Josephines' work was personally affecting to me because I could see so many parallels to my own life. It touched me in a way that was immediate and direct. Her open venerability her journey, not quite fitting into the world and searching for that place you can call yourself home reached right in and opened up old wounds I thought long buried, but also fueled a new hope that I could find that place and that even more importantly I wasn't alone. It sounds a little tired I suppose but I refuse to apologise for it, we all want to feel like we aren't the only ones be it hard or easy sharing experience is part of what builds our humanity connects us to each other and the world.

So I came to see Stone Femme Shoes thinking it would be interesting, but not really expecting it to have the same kind of resonance that Sex Education the week before did. I could not be more wrong. It was just as raw, Jet was incredible, allowing us to see her not just unapologetic and powerful but also human and real and breathtakingly honest. She shocked me and shook me made me look at myself and ask what my perceptions of femme were and how had they been affected by my need to be male and my years of suppressing my femaleness. I've been guilty of making femmes invisible in my time, I've overlooked and simplified. I couldn't do that after seeing this show. My perceptions of the femme landscape have been fundamentally changed and I'll admit I am more than a little ashamed with myself for not being smart enough or brave enough to explore this on my own. This show spoke to me or something in me and I really wasn't expecting it to, it's going to take me a while to digest it I think.

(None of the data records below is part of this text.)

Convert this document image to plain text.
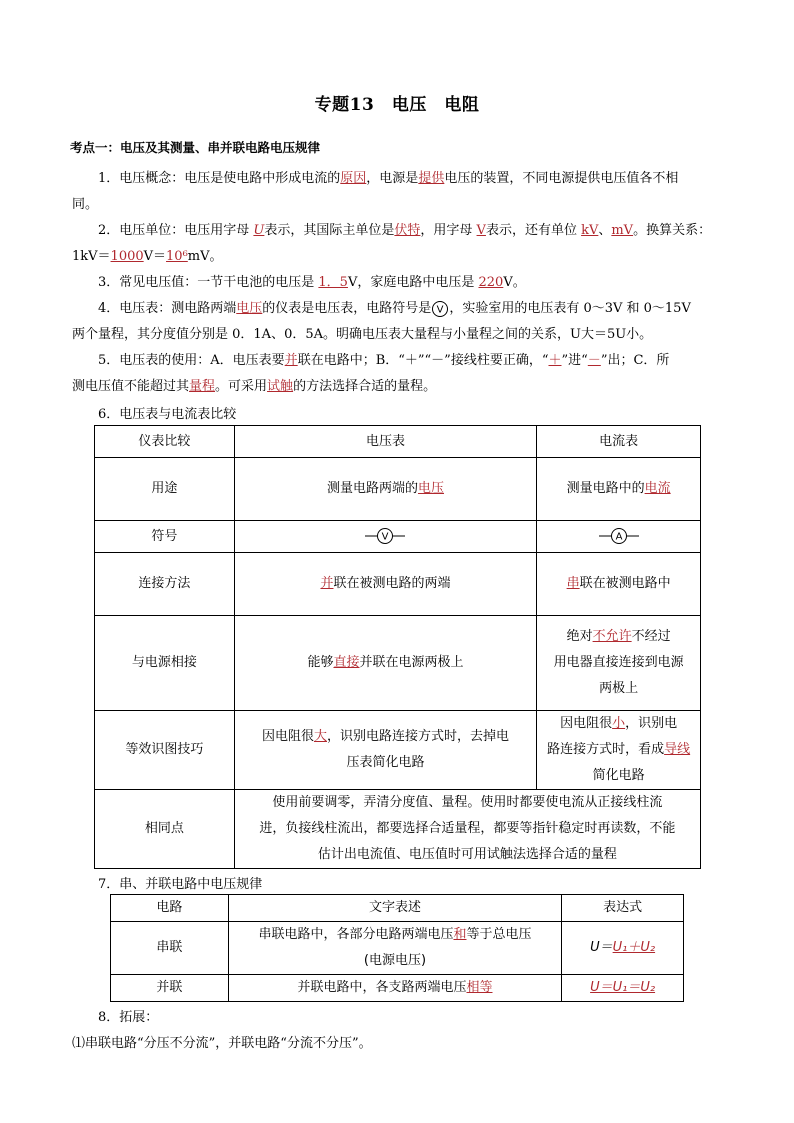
专题13　电压　电阻
考点一：电压及其测量、串并联电路电压规律
1．电压概念：电压是使电路中形成电流的原因，电源是提供电压的装置，不同电源提供电压值各不相
同。
2．电压单位：电压用字母 U表示，其国际主单位是伏特，用字母 V表示，还有单位 kV、mV。换算关系：
1kV＝1000V＝10⁶mV。
3．常见电压值：一节干电池的电压是 1．5V，家庭电路中电压是 220V。
4．电压表：测电路两端电压的仪表是电压表，电路符号是 V ，实验室用的电压表有 0～3V 和 0～15V
两个量程，其分度值分别是 0．1A、0．5A。明确电压表大量程与小量程之间的关系，U大＝5U小。
5．电压表的使用：A．电压表要并联在电路中；B．“＋”“－”接线柱要正确，“＋”进“－”出；C．所
测电压值不能超过其量程。可采用试触的方法选择合适的量程。
6．电压表与电流表比较
仪表比较	电压表	电流表
用途	测量电路两端的电压	测量电路中的电流
符号	V	A

连接方法	并联在被测电路的两端	串联在被测电路中
与电源相接	能够直接并联在电源两极上	绝对不允许不经过
用电器直接连接到电源
两极上
等效识图技巧	因电阻很大，识别电路连接方式时，去掉电
压表简化电路	因电阻很小，识别电
路连接方式时，看成导线
简化电路
相同点	使用前要调零，弄清分度值、量程。使用时都要使电流从正接线柱流
进，负接线柱流出，都要选择合适量程，都要等指针稳定时再读数，不能
估计出电流值、电压值时可用试触法选择合适的量程	
7．串、并联电路中电压规律
电路	文字表述	表达式
串联	串联电路中，各部分电路两端电压和等于总电压
(电源电压)	U＝U₁＋U₂
并联	并联电路中，各支路两端电压相等	U＝U₁＝U₂
8．拓展：
⑴串联电路“分压不分流”，并联电路“分流不分压”。
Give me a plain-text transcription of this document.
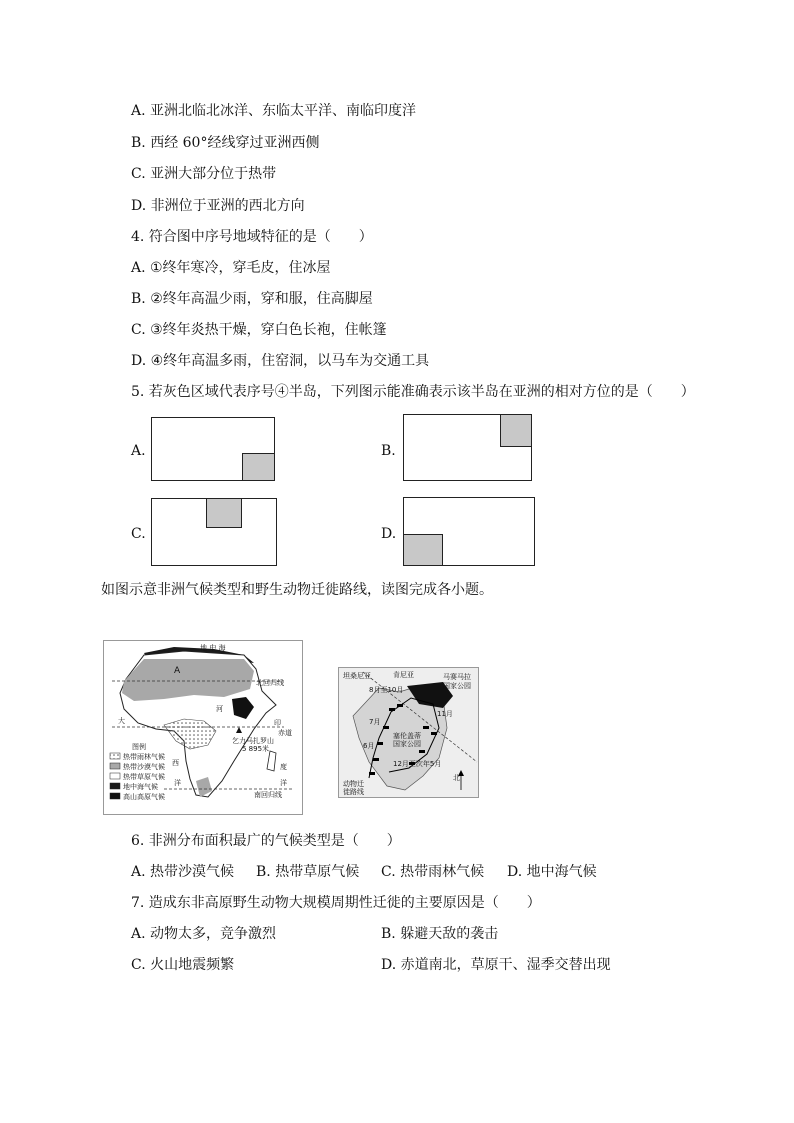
A. 亚洲北临北冰洋、东临太平洋、南临印度洋
B. 西经 60°经线穿过亚洲西侧
C. 亚洲大部分位于热带
D. 非洲位于亚洲的西北方向
4. 符合图中序号地域特征的是（　　）
A. ①终年寒冷，穿毛皮，住冰屋
B. ②终年高温少雨，穿和服，住高脚屋
C. ③终年炎热干燥，穿白色长袍，住帐篷
D. ④终年高温多雨，住窑洞，以马车为交通工具
5. 若灰色区域代表序号④半岛，下列图示能准确表示该半岛在亚洲的相对方位的是（　　）
A.	B.
C.	D.
如图示意非洲气候类型和野生动物迁徙路线，读图完成各小题。
地 中 海
A
北回归线
河
大
西
洋
印
度
洋
赤道
乞力马扎罗山
5 895米
南回归线
图例
热带雨林气候
热带沙漠气候
热带草原气候
地中海气候
高山高原气候
坦桑尼亚	肯尼亚	马赛马拉
国家公园
8月至10月
11月
7月
塞伦盖蒂
国家公园
12月至次年5月
6月
动物迁
徙路线
北
6. 非洲分布面积最广的气候类型是（　　）
A. 热带沙漠气候 B. 热带草原气候 C. 热带雨林气候 D. 地中海气候
7. 造成东非高原野生动物大规模周期性迁徙的主要原因是（　　）
A. 动物太多，竞争激烈	B. 躲避天敌的袭击
C. 火山地震频繁	D. 赤道南北，草原干、湿季交替出现
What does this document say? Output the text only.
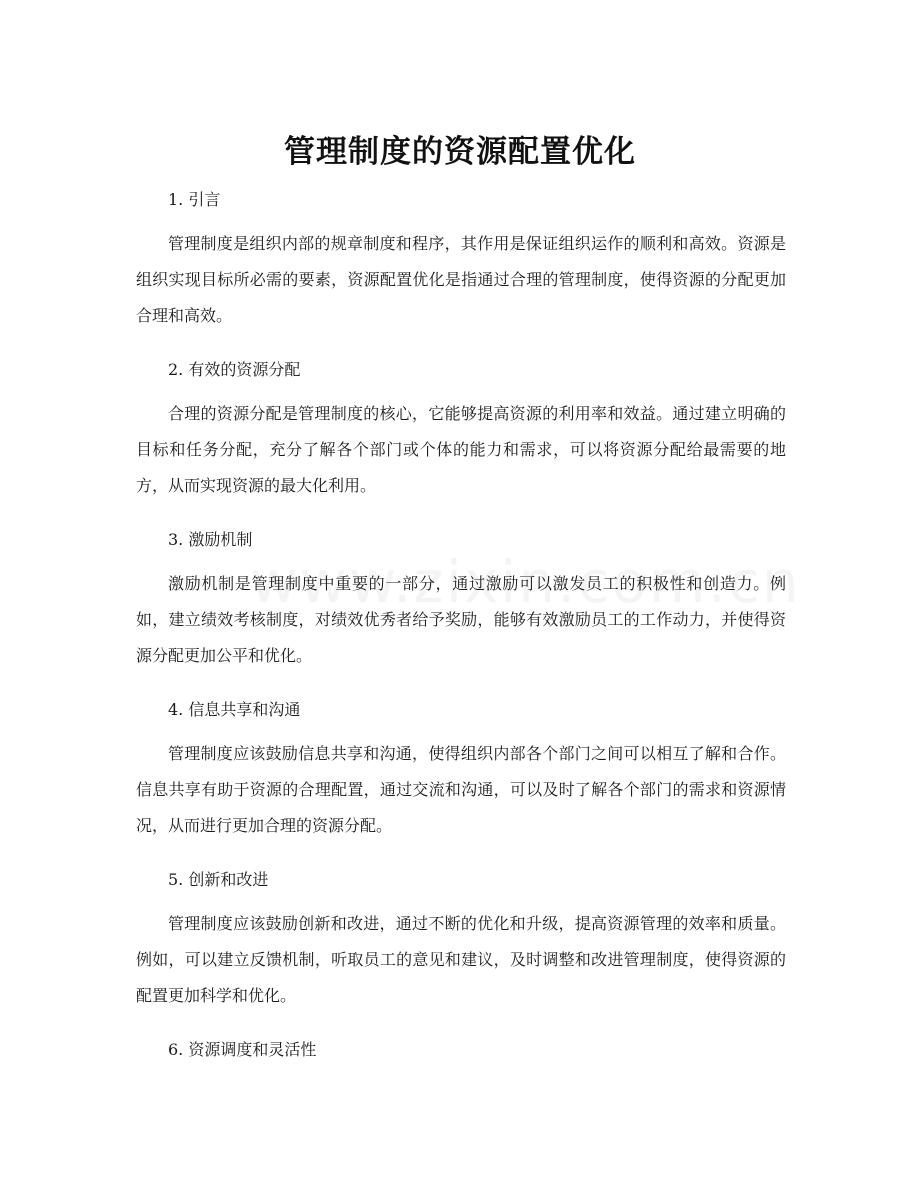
管理制度的资源配置优化

1. 引言

管理制度是组织内部的规章制度和程序，其作用是保证组织运作的顺利和高效。资源是组织实现目标所必需的要素，资源配置优化是指通过合理的管理制度，使得资源的分配更加合理和高效。

2. 有效的资源分配

合理的资源分配是管理制度的核心，它能够提高资源的利用率和效益。通过建立明确的目标和任务分配，充分了解各个部门或个体的能力和需求，可以将资源分配给最需要的地方，从而实现资源的最大化利用。

3. 激励机制

激励机制是管理制度中重要的一部分，通过激励可以激发员工的积极性和创造力。例如，建立绩效考核制度，对绩效优秀者给予奖励，能够有效激励员工的工作动力，并使得资源分配更加公平和优化。

4. 信息共享和沟通

管理制度应该鼓励信息共享和沟通，使得组织内部各个部门之间可以相互了解和合作。信息共享有助于资源的合理配置，通过交流和沟通，可以及时了解各个部门的需求和资源情况，从而进行更加合理的资源分配。

5. 创新和改进

管理制度应该鼓励创新和改进，通过不断的优化和升级，提高资源管理的效率和质量。例如，可以建立反馈机制，听取员工的意见和建议，及时调整和改进管理制度，使得资源的配置更加科学和优化。

6. 资源调度和灵活性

These shows so far have been so powerful to me, I think it is so important for people like myself who are asking the kind of questions we are to have people like Jet and Josephine to share themselves like this, they comfort and disturb, give us answers and questions. I am so looking forward to the shows to come and do so hope that these shows aren't a one off and that more people get a chance to see these and that I get a chance to see them again!